Now, in the user API file, we would again have the same methods, like list users, getUser, and addUser. However, in this case, we're using Firebase, of course, right under the hood. But let's have a look at how it would look like from the components perspective now. Well, actually, for the component, nothing would change, because it still would import the API method from the user's API file, and it would just execute it, right? So that's a really great thing about the API layer, because it's like a black box to your components. Because your components don't really have to care about what you use to perform requests. It only is concerned with what methods you should call, what kind of input it should provide, and what kind of output it can expect. As long as you can preserve this input and output contract, you don't need to make any changes to your components. You only need to make changes to the API layer, really.
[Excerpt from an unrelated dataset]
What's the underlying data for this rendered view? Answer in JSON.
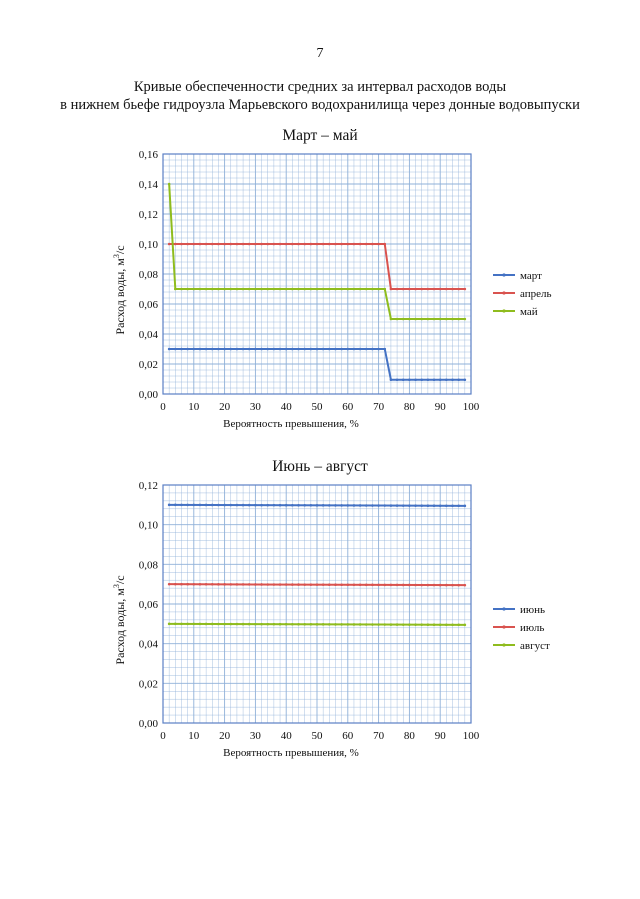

Now, let's have a look at the benefits of the API layer. First of all, maintainability, as all the API-related code is in one place. Scalability, as you can easily add new API methods and files. And we also have flexibility, it's much easier to replace the HTTP client, and also enhance the API layer with custom logic. So as you've just seen, we replaced access with Firebase and we didn't need to make any changes to the component. Also code reusability, because API methods can be just imported and used anywhere in the application. And the API layer pattern is also framework agnostic.